# How's this for a question



## love=pain (Nov 26, 2012)

So I am playing a game on my phone early this morning (awake again been a a month since I slept good) and it's called "would you rather" basically they ask you questions and you have to choose a reply. Example is "would you rather drink coke or pepsi" then it gives you the percentages of how people answered. Most of the questions are dumb some are funny but this one really made me think.

Would you rather

Be married to someone who doesn't love you
or
Be married to someone you don't love

Can you guess which answer got the most votes?

Not sure why but it sticks in my mind since I read it, maybe because to me it shows both sides of infidelity the WS during the cheating and the BS after they find out.
Yeah yeah I know both sides will say this isn't entirely true or not in my situation but there are lots of threads here looking at both of these issues.

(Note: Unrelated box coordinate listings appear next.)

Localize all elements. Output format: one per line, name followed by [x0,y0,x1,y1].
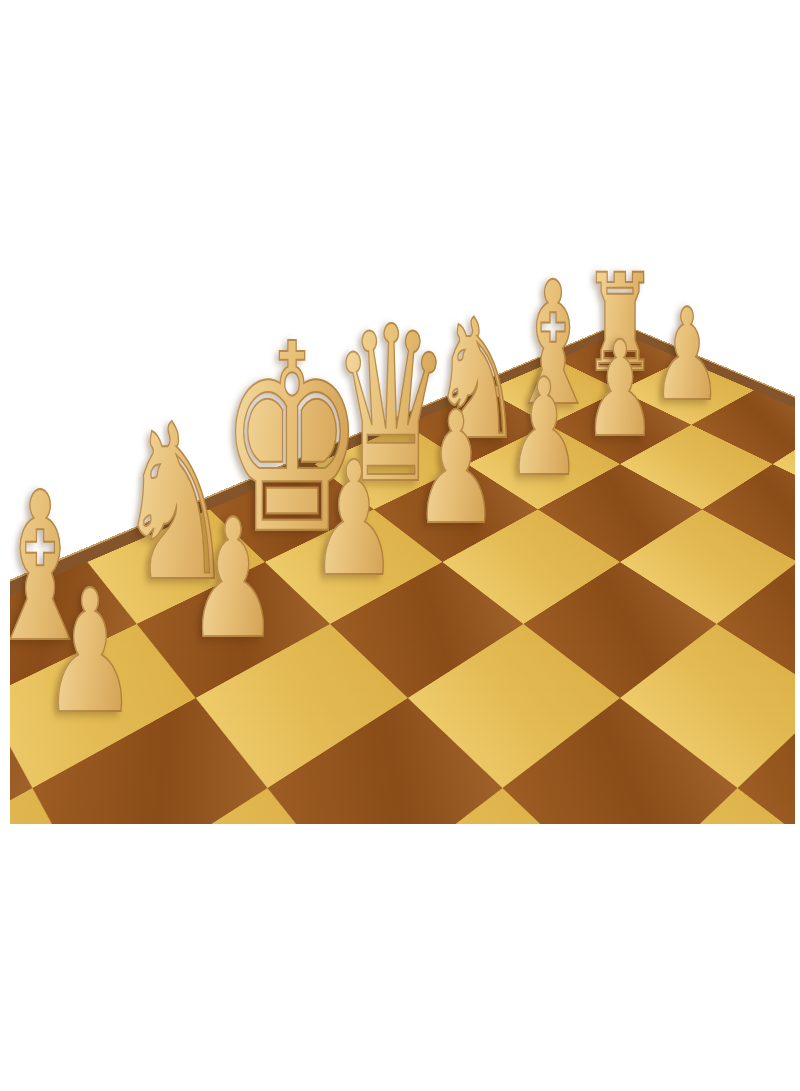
chess-piece-white-pawn-f2: ♟ [507,361,581,495]
chess-piece-white-pawn-h2: ♟ [652,292,723,419]
chess-piece-white-pawn-c2: ♟ [187,498,278,662]
chess-piece-white-pawn-g2: ♟ [583,323,656,455]
chess-piece-white-pawn-e2: ♟ [413,391,499,546]
chess-piece-white-pawn-b2: ♟ [43,567,137,737]
chessboard-photo-crop: ♜♝♞♛♚♞♝♟♟♟♟♟♟♟♟ [10,80,795,824]
product-photo: ♜♝♞♛♚♞♝♟♟♟♟♟♟♟♟ [0,0,800,1091]
chess-piece-white-pawn-d2: ♟ [310,440,398,598]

Just thought it was a great start to the day.


----------



## thummper (Dec 19, 2013)

No, I can't guess. So which one *DID* get the most votes. That's almost like asking, "Would you rather die in a car wreck, or a plane crash?"  Sounds like you'd lose BIG TIME either way.


----------



## Lostinthought61 (Nov 5, 2013)

My guess is that most people would rather be in a relationship where they are in control then be controlled...that include love....so being married to some one they don't love would the number one answer.


----------



## Philat (Sep 12, 2013)

Xenote said:


> My guess is that most people would rather be in a relationship where they are in control then be controlled...that include love....so being married to some one they don't love would the number one answer.


That would be my guess.


----------



## love=pain (Nov 26, 2012)

32% to 68% 
people would rather be married to someone they don't love then the other way around.
Xenote you are right everyone likes to be in control being married to someone that doesn't love you gives you very little control unless you divorce them


----------



## Rowan (Apr 3, 2012)

Philat said:


> That would be my guess.


Mine as well. Loving someone who doesn't love you hurts. Being loved by someone you don't love doesn't hurt. You get the benefits of being loved without risking anything of yourself.


----------



## Vega (Jan 8, 2013)

Wow...

If those were my only choices...

I'd rather *NOT* be married at all!

Vega


----------



## Acabado (May 13, 2012)

We are very selfish, self centered criatures, real black holes.
We rather choose to be loved (taking¿) than love (giving¿).


----------



## standinginthegap (Jan 16, 2014)

Vega said:


> Wow...
> 
> If those were my only choices...
> 
> ...


:iagree:
Either way one person is gonna be in an unhappy marriage


----------



## 2asdf2 (Jun 5, 2012)

If married to a bunny boiler that would not be fun!


----------